Enquanto isso, não tem o mínimo cabimento o presidente o TSE somente afirmar que as urnas eletrônicas são seguras e que elas podem ser, pasmem, também acompanhadas por representantes de partidos, que não têm condições nenhum e muito menos competência para enxergarem coisíssima alguma sobre possíveis fraudes, quanto mais detectá-las nas urnas, que são verdadeiras caixa-preta, fato este que não passa de santa ingenuidade, como se acreditar que os brasileiros sejam um bando de abobados, para acreditarem em afirmações absolutamente infundadas e medíocres, sob o ponto de vista da racionalidade.
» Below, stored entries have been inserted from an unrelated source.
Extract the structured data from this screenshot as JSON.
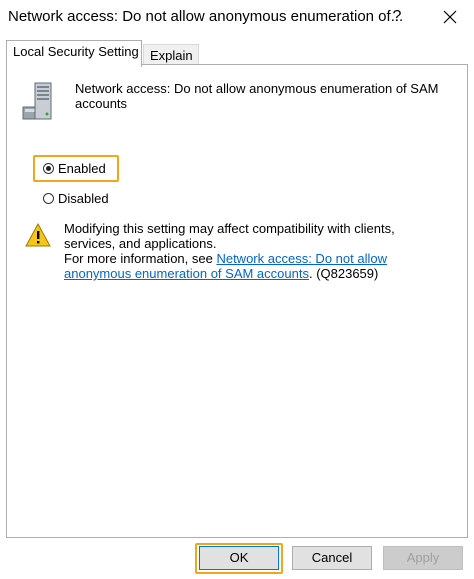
{
  "window": {
    "title": "Network access: Do not allow anonymous enumeration of...",
    "help_label": "?",
    "close_label": "close"
  },
  "tabs": [
    {
      "label": "Local Security Setting",
      "active": true
    },
    {
      "label": "Explain",
      "active": false
    }
  ],
  "policy": {
    "name": "Network access: Do not allow anonymous enumeration of SAM accounts"
  },
  "options": {
    "enabled_label": "Enabled",
    "disabled_label": "Disabled",
    "selected": "Enabled"
  },
  "warning": {
    "line1": "Modifying this setting may affect compatibility with clients, services, and applications.",
    "more_info_prefix": "For more information, see ",
    "link_text": "Network access: Do not allow anonymous enumeration of SAM accounts",
    "suffix": ". (Q823659)"
  },
  "buttons": {
    "ok": "OK",
    "cancel": "Cancel",
    "apply": "Apply"
  },
  "colors": {
    "highlight": "#f2a71b",
    "link": "#0066cc",
    "accent": "#0078d7"
  }
}
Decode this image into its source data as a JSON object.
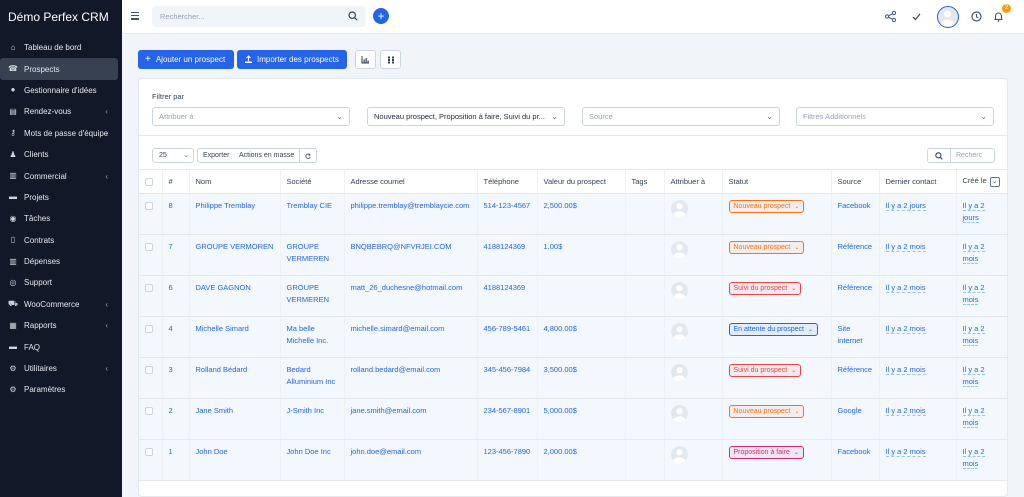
{
  "app": {
    "brand": "Démo Perfex CRM"
  },
  "sidebar": {
    "items": [
      {
        "label": "Tableau de bord",
        "icon": "home-icon",
        "active": false,
        "chevron": false
      },
      {
        "label": "Prospects",
        "icon": "tty-icon",
        "active": true,
        "chevron": false
      },
      {
        "label": "Gestionnaire d'idées",
        "icon": "lightbulb-icon",
        "active": false,
        "chevron": false
      },
      {
        "label": "Rendez-vous",
        "icon": "calendar-icon",
        "active": false,
        "chevron": true
      },
      {
        "label": "Mots de passe d'équipe",
        "icon": "key-icon",
        "active": false,
        "chevron": true
      },
      {
        "label": "Clients",
        "icon": "user-icon",
        "active": false,
        "chevron": false
      },
      {
        "label": "Commercial",
        "icon": "receipt-icon",
        "active": false,
        "chevron": true
      },
      {
        "label": "Projets",
        "icon": "folder-icon",
        "active": false,
        "chevron": false
      },
      {
        "label": "Tâches",
        "icon": "check-circle-icon",
        "active": false,
        "chevron": false
      },
      {
        "label": "Contrats",
        "icon": "file-icon",
        "active": false,
        "chevron": false
      },
      {
        "label": "Dépenses",
        "icon": "receipt-icon",
        "active": false,
        "chevron": false
      },
      {
        "label": "Support",
        "icon": "lifebuoy-icon",
        "active": false,
        "chevron": false
      },
      {
        "label": "WooCommerce",
        "icon": "cart-icon",
        "active": false,
        "chevron": true
      },
      {
        "label": "Rapports",
        "icon": "chart-icon",
        "active": false,
        "chevron": true
      },
      {
        "label": "FAQ",
        "icon": "folder-icon",
        "active": false,
        "chevron": false
      },
      {
        "label": "Utilitaires",
        "icon": "cogs-icon",
        "active": false,
        "chevron": true
      },
      {
        "label": "Paramètres",
        "icon": "gear-icon",
        "active": false,
        "chevron": false
      }
    ]
  },
  "topbar": {
    "search_placeholder": "Rechercher...",
    "notification_count": "2"
  },
  "actions": {
    "add_label": "Ajouter un prospect",
    "import_label": "Importer des prospects"
  },
  "filters": {
    "title": "Filtrer par",
    "assigned_placeholder": "Attribuer à",
    "status_value": "Nouveau prospect, Proposition à faire, Suivi du pr...",
    "source_placeholder": "Source",
    "extra_placeholder": "Filtres Additionnels"
  },
  "table_tools": {
    "page_length": "25",
    "export_label": "Exporter",
    "bulk_label": "Actions en masse",
    "search_placeholder": "Recherc"
  },
  "table": {
    "headers": [
      "#",
      "Nom",
      "Société",
      "Adresse courriel",
      "Téléphone",
      "Valeur du prospect",
      "Tags",
      "Attribuer à",
      "Statut",
      "Source",
      "Dernier contact",
      "Créé le"
    ],
    "rows": [
      {
        "id": "8",
        "name": "Philippe Tremblay",
        "company": "Tremblay CIE",
        "email": "philippe.tremblay@tremblaycie.com",
        "phone": "514-123-4567",
        "value": "2,500.00$",
        "status": "Nouveau prospect",
        "status_color": "#f97316",
        "source": "Facebook",
        "last": "Il y a 2 jours",
        "created": "Il y a 2 jours"
      },
      {
        "id": "7",
        "name": "GROUPE VERMOREN",
        "company": "GROUPE VERMEREN",
        "email": "BNQBEBRQ@NFVRJEI.COM",
        "phone": "4188124369",
        "value": "1.00$",
        "status": "Nouveau prospect",
        "status_color": "#f97316",
        "source": "Référence",
        "last": "Il y a 2 mois",
        "created": "Il y a 2 mois"
      },
      {
        "id": "6",
        "name": "DAVE GAGNON",
        "company": "GROUPE VERMEREN",
        "email": "matt_26_duchesne@hotmail.com",
        "phone": "4188124369",
        "value": "",
        "status": "Suivi du prospect",
        "status_color": "#ef4444",
        "source": "Référence",
        "last": "Il y a 2 mois",
        "created": "Il y a 2 mois"
      },
      {
        "id": "4",
        "name": "Michelle Simard",
        "company": "Ma belle Michelle Inc.",
        "email": "michelle.simard@email.com",
        "phone": "456-789-5461",
        "value": "4,800.00$",
        "status": "En attente du prospect",
        "status_color": "#2563eb",
        "source": "Site internet",
        "last": "Il y a 2 mois",
        "created": "Il y a 2 mois"
      },
      {
        "id": "3",
        "name": "Rolland Bédard",
        "company": "Bedard Alluminium Inc",
        "email": "rolland.bedard@email.com",
        "phone": "345-456-7984",
        "value": "3,500.00$",
        "status": "Suivi du prospect",
        "status_color": "#ef4444",
        "source": "Référence",
        "last": "Il y a 2 mois",
        "created": "Il y a 2 mois"
      },
      {
        "id": "2",
        "name": "Jane Smith",
        "company": "J-Smith Inc",
        "email": "jane.smith@email.com",
        "phone": "234-567-8901",
        "value": "5,000.00$",
        "status": "Nouveau prospect",
        "status_color": "#f97316",
        "source": "Google",
        "last": "Il y a 2 mois",
        "created": "Il y a 2 mois"
      },
      {
        "id": "1",
        "name": "John Doe",
        "company": "John Doe Inc",
        "email": "john.doe@email.com",
        "phone": "123-456-7890",
        "value": "2,000.00$",
        "status": "Proposition à faire",
        "status_color": "#db2777",
        "source": "Facebook",
        "last": "Il y a 2 mois",
        "created": "Il y a 2 mois"
      }
    ]
  }
}
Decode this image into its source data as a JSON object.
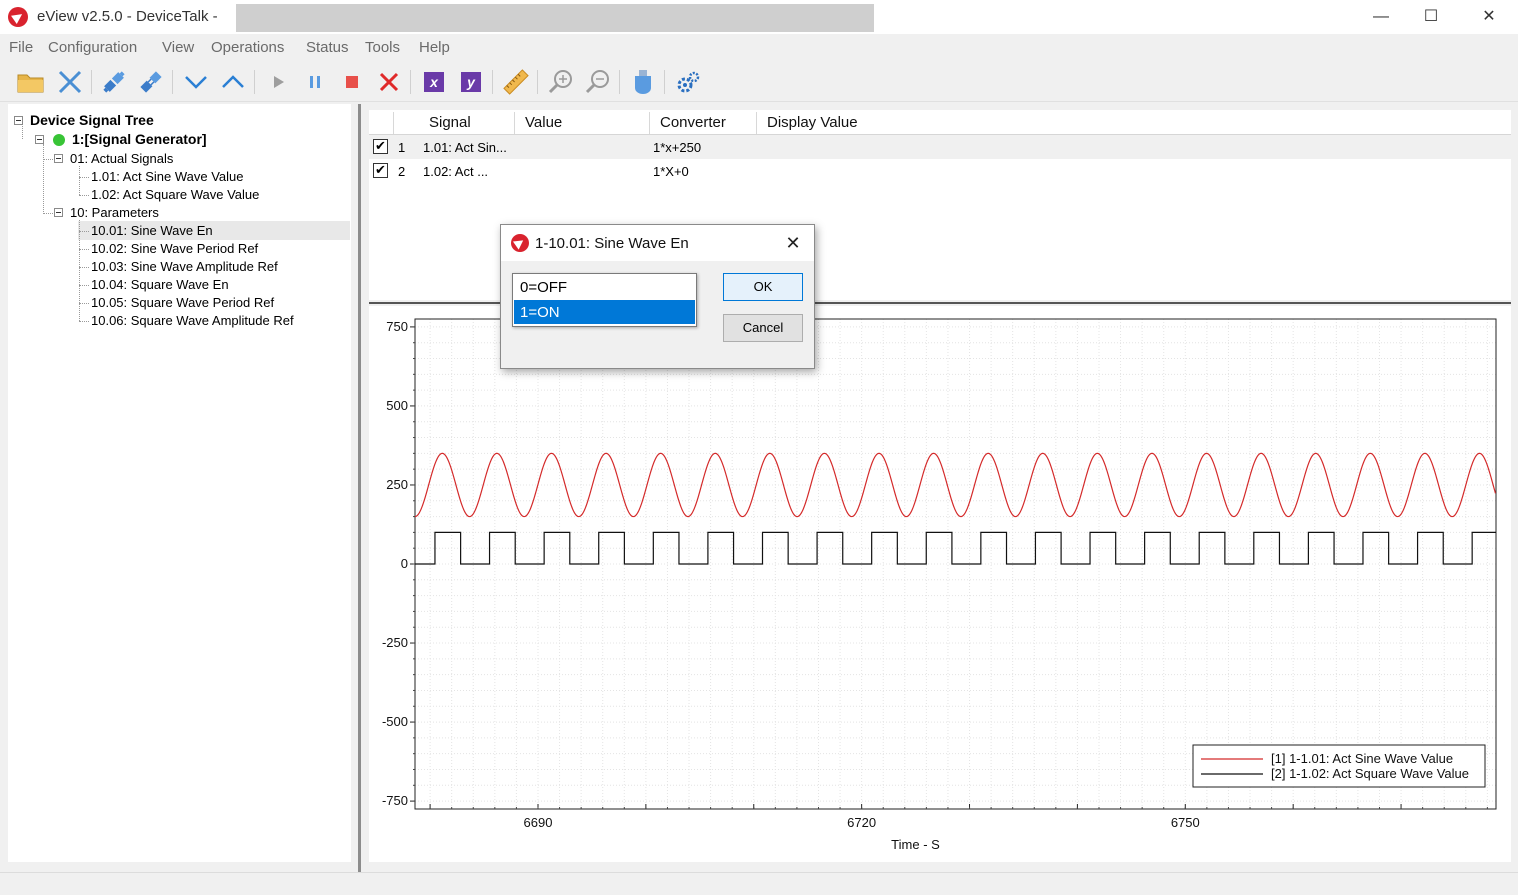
{
  "window": {
    "title": "eView v2.5.0 - DeviceTalk -",
    "controls": {
      "minimize": "—",
      "maximize": "☐",
      "close": "✕"
    }
  },
  "menu": [
    "File",
    "Configuration",
    "View",
    "Operations",
    "Status",
    "Tools",
    "Help"
  ],
  "toolbar": {
    "icons": [
      "open-folder-icon",
      "disconnect-icon",
      "connect-icon",
      "plug-icon",
      "move-down-icon",
      "move-up-icon",
      "play-icon",
      "pause-icon",
      "stop-icon",
      "delete-icon",
      "x-axis-icon",
      "y-axis-icon",
      "ruler-icon",
      "zoom-in-icon",
      "zoom-out-icon",
      "usb-icon",
      "settings-icon"
    ],
    "x_label": "x",
    "y_label": "y"
  },
  "tree": {
    "title": "Device Signal Tree",
    "device": "1:[Signal Generator]",
    "device_status_color": "#38c436",
    "groups": [
      {
        "label": "01: Actual Signals",
        "items": [
          "1.01: Act Sine Wave Value",
          "1.02: Act Square Wave Value"
        ]
      },
      {
        "label": "10: Parameters",
        "items": [
          "10.01: Sine Wave En",
          "10.02: Sine Wave Period Ref",
          "10.03: Sine Wave Amplitude Ref",
          "10.04: Square Wave En",
          "10.05: Square Wave Period Ref",
          "10.06: Square Wave Amplitude Ref"
        ]
      }
    ],
    "selected_item": "10.01: Sine Wave En"
  },
  "table": {
    "headers": [
      "Signal",
      "Value",
      "Converter",
      "Display Value"
    ],
    "rows": [
      {
        "checked": true,
        "check_mark": "✔",
        "index": "1",
        "signal": "1.01: Act Sin...",
        "value": "",
        "converter": "1*x+250",
        "display_value": ""
      },
      {
        "checked": true,
        "check_mark": "✔",
        "index": "2",
        "signal": "1.02: Act ...",
        "value": "",
        "converter": "1*X+0",
        "display_value": ""
      }
    ]
  },
  "dialog": {
    "title": "1-10.01: Sine Wave En",
    "close_label": "✕",
    "options": [
      "0=OFF",
      "1=ON"
    ],
    "selected_option": "1=ON",
    "ok_label": "OK",
    "cancel_label": "Cancel"
  },
  "chart_data": {
    "type": "line",
    "xlabel": "Time - S",
    "ylabel": "",
    "xlim": [
      6678.6,
      6778.8
    ],
    "ylim": [
      -775,
      775
    ],
    "x_ticks": [
      6690,
      6720,
      6750
    ],
    "y_ticks": [
      750,
      500,
      250,
      0,
      -250,
      -500,
      -750
    ],
    "grid": true,
    "legend_position": "bottom-right",
    "series": [
      {
        "name": "[1] 1-1.01: Act Sine Wave Value",
        "color": "#d42a2a",
        "form": "sine",
        "offset": 250,
        "amplitude": 100,
        "period": 5.06,
        "phase_start": 6678.6,
        "value_at_start": 150
      },
      {
        "name": "[2] 1-1.02: Act Square Wave Value",
        "color": "#111111",
        "form": "square",
        "high": 100,
        "low": 0,
        "period": 5.06,
        "duty": 0.47,
        "first_rise": 6680.45
      }
    ]
  }
}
Urge que as partes interessadas sentem à mesa e procurem manter conversação de alto nível, de modo a serem prescrutadas as questões relacionadas com as urnas eletrônicas, com vistas à identificação de possível fraude, de modo que a dissecação responsável e competente do tema possa resultar em medidas práticas e efetivas capazes de contribuir para a solução do problema que aflige terrivelmente o presidente da República, que demonstra, agora, que não vai se conformar com nenhuma forma de derrota, porque somente o deus das urnas pode adivinhar o que se passa na cabeça de quem se diz que está “sem paciência”.